Başlangıçta, yüzü kızaran bir karmaşaya dönüşecekti - ne yapacağını bilemeyecekti çünkü tüm görebildiği, kalbinin şiddetli atışları. Bir sürü yüz buruşturma, garip kıkırdamalar ve kendilerini nereye koyacaklarını bilemeyen kıpır kıpır eller. Ona yaslandığında kendi içine kıvrılır. Ona sarıldığında omuzlarına garip bir şekilde vurur. Ona öpücükler yağdırırken yüzünde büyüyen gülümsemeyi küçültmek için parmaklarını yanaklarına bastırır. Bununla birlikte, ilişkiniz ilerledikçe, sonunda buna alışacaktır. Kırmızı yanaklardan ve utangaç dokunuşlardan, boynundaki öpücüklere ve ne kadar gıdıklandığına kahkahalar attığında kıkırdamaya kadar gider; kollarını boynuna dolayarak sana bakarken dirseklerine yaslanmış; uykulu uykulu bir kolunu beline dolamak ve sen onun üstüne uzanırken saçını parmaklarının etrafında döndürür; yanındaki boş alana yerleşme fırsatı bulamadan seni kucağına çekerek; dudaklarını öptükten sonra seni geri çeker; ondan sarılmak istediğinde seni ileri geri sallar; geceleri uykunda ona uzandığını hissettiğinde seni tutmaktan asla vazgeçemez; ve bir kabus sırasında kaşların çatılırken ve ellerin gömleğini sıkarken sana ninniler söyler.
JAY ー 박종성.
Sana zar zor tahammül ediyor ama mümkün olan en yumuşak şekilde. Kollarını etrafına sarıp yüzüne bir çocuk gibi baktığında sana bıkkınlıkla bakardı, ama içten içe onu sevdiğini biliyordun - dudağının köşesindeki küçük tuhaflık onu ele verdi. Şirince 'oh, bana aşıksın' diye kıkırdadığında alay eder ama başka tarafa baktığında en büyük gülümsemeyi verir. Ne zaman kolunu tutsan ya da kendini onun kucağına koysan sevimli bir "Ne?" ya da "Mmm?" ile yanıt veriyor. Bir kitap okumakla ya da iş ya da okul için bir şeyler bitirmekle meşgulken bile, üstüne düştüğünde saçını okşar. Göğsüne karşı tatlı tatlı mırıldandığını hissettiğinde, tenine düşüncesizce şekiller çizer ve sessizce mırıldanır. Bitirdiğinde seni kendine çeker ve senin neşeyle ciyakladığını duyduğunda tutuşunu sıkılaştırır, dudaklarında en memnun ve dişlek sırıtış belirir. İstemeden sevgini reddettiğinde ve somurttuğunu fark ettiğinde kocaman gözlerle sana bakar. Seni yakalar ve güler. En sevdiğin yemeği yapmak için bir önlük çıkarmadan önce seni mutfak tezgahının üstüne koyarken burnuna bir öpücük konduruyor.

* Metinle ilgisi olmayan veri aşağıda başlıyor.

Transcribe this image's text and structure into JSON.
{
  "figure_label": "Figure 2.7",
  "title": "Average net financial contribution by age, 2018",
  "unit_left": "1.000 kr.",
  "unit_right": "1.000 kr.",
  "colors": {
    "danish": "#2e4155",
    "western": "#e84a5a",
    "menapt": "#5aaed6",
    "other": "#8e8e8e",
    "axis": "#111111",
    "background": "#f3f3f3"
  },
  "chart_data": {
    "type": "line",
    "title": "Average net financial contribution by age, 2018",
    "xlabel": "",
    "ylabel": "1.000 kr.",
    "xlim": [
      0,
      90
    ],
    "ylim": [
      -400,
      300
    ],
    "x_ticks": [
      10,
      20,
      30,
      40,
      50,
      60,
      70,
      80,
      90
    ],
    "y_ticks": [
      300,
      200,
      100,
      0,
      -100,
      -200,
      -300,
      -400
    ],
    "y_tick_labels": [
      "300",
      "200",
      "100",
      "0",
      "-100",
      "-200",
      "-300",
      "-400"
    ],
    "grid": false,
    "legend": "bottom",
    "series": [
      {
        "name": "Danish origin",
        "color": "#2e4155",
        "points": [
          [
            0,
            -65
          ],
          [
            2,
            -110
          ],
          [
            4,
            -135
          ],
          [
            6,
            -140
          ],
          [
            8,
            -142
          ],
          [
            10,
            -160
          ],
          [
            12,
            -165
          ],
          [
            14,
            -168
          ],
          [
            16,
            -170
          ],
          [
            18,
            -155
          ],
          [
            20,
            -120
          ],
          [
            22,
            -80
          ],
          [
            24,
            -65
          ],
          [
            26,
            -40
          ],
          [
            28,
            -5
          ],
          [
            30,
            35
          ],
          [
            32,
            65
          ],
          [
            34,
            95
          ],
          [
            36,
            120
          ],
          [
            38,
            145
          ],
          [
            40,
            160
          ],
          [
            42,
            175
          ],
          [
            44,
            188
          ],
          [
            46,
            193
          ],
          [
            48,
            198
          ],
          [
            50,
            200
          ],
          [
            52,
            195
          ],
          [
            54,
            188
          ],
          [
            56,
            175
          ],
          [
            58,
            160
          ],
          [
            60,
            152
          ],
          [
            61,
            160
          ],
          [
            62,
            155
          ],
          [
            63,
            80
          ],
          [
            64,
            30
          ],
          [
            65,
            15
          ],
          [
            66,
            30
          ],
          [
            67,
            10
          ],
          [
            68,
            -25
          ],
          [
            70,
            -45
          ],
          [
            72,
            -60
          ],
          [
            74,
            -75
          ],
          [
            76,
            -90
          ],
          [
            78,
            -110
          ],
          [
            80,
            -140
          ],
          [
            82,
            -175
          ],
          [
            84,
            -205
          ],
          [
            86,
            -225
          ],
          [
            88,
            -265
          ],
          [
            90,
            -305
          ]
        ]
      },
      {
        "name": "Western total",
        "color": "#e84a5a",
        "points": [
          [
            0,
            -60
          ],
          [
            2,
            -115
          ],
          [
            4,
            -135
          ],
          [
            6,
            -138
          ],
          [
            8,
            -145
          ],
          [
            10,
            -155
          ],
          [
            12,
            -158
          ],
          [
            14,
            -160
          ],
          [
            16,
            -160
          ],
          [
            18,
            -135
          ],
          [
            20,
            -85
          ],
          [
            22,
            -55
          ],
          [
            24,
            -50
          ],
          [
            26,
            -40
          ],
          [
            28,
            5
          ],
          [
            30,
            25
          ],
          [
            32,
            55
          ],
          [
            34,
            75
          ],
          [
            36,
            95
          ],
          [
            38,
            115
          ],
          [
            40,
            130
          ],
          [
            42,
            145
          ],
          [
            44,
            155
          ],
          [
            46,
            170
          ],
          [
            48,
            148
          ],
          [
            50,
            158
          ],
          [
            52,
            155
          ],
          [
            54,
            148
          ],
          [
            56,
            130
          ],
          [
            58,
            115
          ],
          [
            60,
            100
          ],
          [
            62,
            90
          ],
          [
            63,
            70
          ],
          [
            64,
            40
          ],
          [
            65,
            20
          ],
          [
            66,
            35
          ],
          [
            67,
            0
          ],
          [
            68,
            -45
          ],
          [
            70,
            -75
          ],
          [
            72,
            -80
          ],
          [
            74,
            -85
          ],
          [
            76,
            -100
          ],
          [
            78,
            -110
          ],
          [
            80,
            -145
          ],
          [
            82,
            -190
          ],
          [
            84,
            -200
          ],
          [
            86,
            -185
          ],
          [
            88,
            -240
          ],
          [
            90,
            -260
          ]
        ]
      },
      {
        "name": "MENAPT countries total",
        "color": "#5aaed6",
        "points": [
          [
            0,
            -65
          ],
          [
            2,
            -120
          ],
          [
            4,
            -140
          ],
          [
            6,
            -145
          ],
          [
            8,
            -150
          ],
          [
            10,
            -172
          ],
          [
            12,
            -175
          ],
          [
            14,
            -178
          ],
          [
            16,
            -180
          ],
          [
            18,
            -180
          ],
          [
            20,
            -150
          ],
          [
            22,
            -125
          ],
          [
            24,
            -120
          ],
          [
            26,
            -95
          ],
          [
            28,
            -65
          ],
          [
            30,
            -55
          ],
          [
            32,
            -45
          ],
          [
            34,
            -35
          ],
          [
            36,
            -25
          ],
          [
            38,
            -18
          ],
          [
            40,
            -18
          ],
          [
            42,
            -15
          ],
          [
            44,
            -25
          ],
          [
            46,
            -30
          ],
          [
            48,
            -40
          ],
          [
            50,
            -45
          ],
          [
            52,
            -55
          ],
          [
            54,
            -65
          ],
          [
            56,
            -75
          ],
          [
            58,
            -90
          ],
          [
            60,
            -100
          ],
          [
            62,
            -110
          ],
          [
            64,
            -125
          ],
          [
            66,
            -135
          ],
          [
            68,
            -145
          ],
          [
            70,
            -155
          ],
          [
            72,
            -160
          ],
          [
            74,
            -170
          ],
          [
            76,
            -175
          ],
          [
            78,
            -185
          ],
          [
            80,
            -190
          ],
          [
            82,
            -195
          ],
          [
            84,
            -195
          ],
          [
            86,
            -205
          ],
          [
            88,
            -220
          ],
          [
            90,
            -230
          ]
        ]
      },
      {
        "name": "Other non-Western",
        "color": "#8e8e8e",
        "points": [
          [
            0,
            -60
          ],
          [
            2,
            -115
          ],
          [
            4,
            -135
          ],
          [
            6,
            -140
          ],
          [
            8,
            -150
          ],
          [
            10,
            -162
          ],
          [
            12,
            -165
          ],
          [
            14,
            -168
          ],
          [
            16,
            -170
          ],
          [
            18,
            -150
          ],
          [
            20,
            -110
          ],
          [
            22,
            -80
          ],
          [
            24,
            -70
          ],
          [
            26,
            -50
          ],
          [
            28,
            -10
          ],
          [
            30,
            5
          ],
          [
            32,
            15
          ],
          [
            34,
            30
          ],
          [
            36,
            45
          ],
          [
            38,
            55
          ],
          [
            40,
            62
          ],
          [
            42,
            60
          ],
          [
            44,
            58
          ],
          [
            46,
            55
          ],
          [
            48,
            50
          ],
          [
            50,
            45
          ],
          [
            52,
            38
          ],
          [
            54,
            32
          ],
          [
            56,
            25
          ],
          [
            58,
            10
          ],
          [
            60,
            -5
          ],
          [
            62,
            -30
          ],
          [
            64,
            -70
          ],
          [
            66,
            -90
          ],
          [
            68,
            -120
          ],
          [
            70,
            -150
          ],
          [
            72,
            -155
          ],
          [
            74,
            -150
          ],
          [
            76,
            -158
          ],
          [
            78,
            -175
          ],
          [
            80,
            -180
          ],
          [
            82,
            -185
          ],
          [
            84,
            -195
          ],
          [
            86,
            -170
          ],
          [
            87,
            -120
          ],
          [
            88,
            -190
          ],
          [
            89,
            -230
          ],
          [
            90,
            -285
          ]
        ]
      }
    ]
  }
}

Arkadan sarıldığını hissettiğinde gülümsememek için dudağını ısırır ve kıkırdayarak ensesine tatlı bir öpücük kondur.
JAKE ー 심재윤.
Her şeyi açık kollarla karşılar. Kollarını ardına kadar açmış, ona vermek için koştuğun sarılmayı almaya hazır. Siz ikiniz tökezleyip kıkırdarken ve şakağını öperken içgüdüsel olarak başını koruyorsun. Küçük bir gülümseme ve çatık kaş ile ellerini beline koyduğunu hissettiğinde yüzünü kavrar. Bir sürü öpücük, ister arkadan omuzlarına sardığında ellerine öpücükler, ister yorucu bir günün ardından kucağına oturduğunda omzuna öpücükler olsun, isterse ellerini ellerinde tutarken alnınıza öpücükler olsun. Ona parlak gözlerle yaklaş, ya da iş yerinde onu elinde tuttuğun en sevdiği paket yiyeceklerle şaşırttığın günlerde burnuna öpücükler kondur ya da kollarını geniş ve yumuşak bir şekilde açarak evden çıkmasını engellediğinde dudaklarından öp. Sana veda etmeyi unuttuğu için kaşlarını çattı. Artık ona karşı bastırdığın kollarının ağırlığını bile anlamıyor çünkü o an ev gibi geliyordu. Buna alışmıştı ve çoğu zaman bilinçsizce sana daha da yakınlaştı. Hasta olduğun zaman seni bacaklarının arasına yerleştirir, sırtını göğsüne yaslar çünkü o zaman en yapışkan ve karşılıklı şefkate ihtiyacın olur - bu süreçte onu hasta etse bile.